D’où un dilemme fondamental : comment réformer l’État et l’économie sans que le Parti communiste perde le contrôle du pouvoir et de l’empire. Un dilemme d’autant plus difficile à trancher que la Chine, pour n’être pas une démocratie, est devenue très difficile à faire évoluer : elle est inégalitaire et hétérogène, traversée par de féroces luttes de pouvoir et d’intérêts -y compris au sein du Parti communiste-, animée par une nouvelle classe moyenne urbaine, éduquée et revendicative, portée par une jeunesse individualiste, connectée et ouverte sur le monde extérieur.
Dans le droit fil des tournants de 1978 puis de 1984, la Chine vient, à l’initiative de Xi Jinping, d’effectuer un choix clair en faveur des réformes. La ligne stratégique arrêtée par le 3e plénum ne souffre d’aucune ambiguïté. Sous l’objectif d’une société socialiste harmonieuse, le pays s’engage dans un développement plus respectueux de sa population et de l’environnement.
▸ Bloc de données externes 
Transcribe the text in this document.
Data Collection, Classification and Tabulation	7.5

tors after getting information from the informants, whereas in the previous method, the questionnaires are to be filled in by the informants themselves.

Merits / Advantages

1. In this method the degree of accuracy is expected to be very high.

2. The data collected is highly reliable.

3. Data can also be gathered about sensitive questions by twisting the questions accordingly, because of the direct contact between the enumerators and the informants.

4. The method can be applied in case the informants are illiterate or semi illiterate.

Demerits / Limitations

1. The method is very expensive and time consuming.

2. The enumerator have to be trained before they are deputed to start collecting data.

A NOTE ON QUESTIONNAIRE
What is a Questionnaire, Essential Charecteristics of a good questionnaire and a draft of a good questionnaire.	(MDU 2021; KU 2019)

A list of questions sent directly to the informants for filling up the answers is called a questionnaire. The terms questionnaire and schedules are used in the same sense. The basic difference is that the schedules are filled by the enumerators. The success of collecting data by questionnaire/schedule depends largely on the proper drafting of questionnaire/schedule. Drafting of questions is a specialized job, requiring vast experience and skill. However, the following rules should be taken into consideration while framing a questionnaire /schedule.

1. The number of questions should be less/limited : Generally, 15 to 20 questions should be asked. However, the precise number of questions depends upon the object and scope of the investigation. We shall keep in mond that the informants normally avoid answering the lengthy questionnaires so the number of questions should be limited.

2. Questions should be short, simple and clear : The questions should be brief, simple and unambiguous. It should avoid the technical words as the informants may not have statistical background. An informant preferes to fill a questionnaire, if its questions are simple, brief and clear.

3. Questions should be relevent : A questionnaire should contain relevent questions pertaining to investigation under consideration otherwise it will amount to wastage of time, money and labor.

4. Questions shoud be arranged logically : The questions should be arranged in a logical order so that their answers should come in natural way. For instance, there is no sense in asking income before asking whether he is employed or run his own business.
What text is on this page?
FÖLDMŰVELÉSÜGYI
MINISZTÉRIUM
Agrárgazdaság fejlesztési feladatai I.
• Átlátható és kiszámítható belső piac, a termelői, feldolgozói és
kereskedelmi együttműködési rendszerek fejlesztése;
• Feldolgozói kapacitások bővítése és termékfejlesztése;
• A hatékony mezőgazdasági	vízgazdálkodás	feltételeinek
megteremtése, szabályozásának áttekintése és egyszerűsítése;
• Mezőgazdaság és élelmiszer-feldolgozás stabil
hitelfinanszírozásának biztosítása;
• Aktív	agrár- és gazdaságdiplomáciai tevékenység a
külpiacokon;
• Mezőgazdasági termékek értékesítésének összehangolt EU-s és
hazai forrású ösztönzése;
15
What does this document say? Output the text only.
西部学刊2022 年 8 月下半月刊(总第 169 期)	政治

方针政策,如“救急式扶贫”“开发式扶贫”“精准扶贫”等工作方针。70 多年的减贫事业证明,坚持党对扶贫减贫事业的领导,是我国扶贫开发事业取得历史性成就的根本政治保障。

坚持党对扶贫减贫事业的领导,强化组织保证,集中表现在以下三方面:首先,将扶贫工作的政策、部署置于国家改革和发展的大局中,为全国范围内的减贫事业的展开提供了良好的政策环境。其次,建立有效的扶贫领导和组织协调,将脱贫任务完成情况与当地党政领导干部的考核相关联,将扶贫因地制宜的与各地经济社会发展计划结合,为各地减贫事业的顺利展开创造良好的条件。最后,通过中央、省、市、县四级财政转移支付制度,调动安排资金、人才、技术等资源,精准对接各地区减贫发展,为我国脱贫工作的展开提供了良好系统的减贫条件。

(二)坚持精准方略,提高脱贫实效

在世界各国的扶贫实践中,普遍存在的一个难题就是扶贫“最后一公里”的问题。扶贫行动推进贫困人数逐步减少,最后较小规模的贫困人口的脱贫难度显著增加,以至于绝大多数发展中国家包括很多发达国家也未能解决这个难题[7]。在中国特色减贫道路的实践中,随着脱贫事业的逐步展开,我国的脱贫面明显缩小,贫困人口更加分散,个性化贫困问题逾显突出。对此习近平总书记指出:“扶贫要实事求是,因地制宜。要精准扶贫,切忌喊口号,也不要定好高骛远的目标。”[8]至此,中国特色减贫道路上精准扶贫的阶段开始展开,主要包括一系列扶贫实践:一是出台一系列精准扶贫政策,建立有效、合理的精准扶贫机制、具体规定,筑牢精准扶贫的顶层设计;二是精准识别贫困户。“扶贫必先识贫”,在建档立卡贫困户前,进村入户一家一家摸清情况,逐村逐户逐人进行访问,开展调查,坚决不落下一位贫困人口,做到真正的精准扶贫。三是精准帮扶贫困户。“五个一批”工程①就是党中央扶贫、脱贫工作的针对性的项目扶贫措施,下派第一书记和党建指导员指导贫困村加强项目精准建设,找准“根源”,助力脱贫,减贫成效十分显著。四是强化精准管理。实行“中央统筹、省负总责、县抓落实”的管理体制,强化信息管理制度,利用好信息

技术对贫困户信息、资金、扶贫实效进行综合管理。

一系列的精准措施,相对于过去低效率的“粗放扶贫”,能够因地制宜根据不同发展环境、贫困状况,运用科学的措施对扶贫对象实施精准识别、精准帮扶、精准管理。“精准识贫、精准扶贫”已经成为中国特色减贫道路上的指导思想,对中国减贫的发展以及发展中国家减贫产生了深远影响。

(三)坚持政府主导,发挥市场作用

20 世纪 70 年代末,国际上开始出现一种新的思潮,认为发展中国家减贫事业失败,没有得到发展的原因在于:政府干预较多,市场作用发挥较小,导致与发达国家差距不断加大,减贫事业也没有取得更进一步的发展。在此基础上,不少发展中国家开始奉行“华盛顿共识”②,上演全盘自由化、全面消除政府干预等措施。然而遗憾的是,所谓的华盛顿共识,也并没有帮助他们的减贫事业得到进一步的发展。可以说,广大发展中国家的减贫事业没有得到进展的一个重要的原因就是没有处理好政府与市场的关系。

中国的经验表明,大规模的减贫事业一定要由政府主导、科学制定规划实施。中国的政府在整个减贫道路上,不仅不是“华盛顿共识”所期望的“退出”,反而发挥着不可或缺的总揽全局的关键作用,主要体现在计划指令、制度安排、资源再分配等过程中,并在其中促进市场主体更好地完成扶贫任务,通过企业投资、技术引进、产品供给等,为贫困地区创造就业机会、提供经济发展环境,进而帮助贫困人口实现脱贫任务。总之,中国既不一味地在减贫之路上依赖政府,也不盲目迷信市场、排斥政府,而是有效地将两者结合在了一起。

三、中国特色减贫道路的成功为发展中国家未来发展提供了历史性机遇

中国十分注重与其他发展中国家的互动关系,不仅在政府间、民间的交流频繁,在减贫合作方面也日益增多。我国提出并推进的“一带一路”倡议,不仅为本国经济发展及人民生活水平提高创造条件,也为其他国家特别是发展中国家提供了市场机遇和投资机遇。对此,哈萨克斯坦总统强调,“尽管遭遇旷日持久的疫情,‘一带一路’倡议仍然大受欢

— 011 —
La Chine prend le parti de l’ouverture sur la mondialisation, du marché et du droit, de l’innovation et de la culture comme soft power.
Le programme des réformes frappe par son ambition et sa cohérence. Sur le plan politique, la priorité va à la débureaucratisation de l’État, à la lutte contre la corruption, à un nouvel équilibre entre le centre et la périphérie. Sur le plan institutionnel, l’État de droit marque d’importants progrès avec l’indépendance des tribunaux face aux gouvernements locaux et avec la suppression des camps de rééducation par le travail ; le droit de propriété est reconnu aux paysans.
Sur le plan économique, le rôle du marché devient central et les règles applicables au secteur public sont durcies. D’un côté, les domaines de la finance, de l’éducation, de la santé et de la culture sont ouverts à la concurrence ; parallèlement l’internationalisation du yuan renminbi est accélérée, avec pour vecteur la création d’une place financière offshore à Shanghai. De l’autre, les services publics de l’eau, de l’énergie et des télécommunications appliqueront des prix de marché ; les entreprises d’État seront soumises à la concurrence et devront reverser 30 % de leurs bénéfices au Trésor public contre 5 à 15 % aujourd’hui ; elles pourront être privatisées et restructurées selon le droit commun des faillites.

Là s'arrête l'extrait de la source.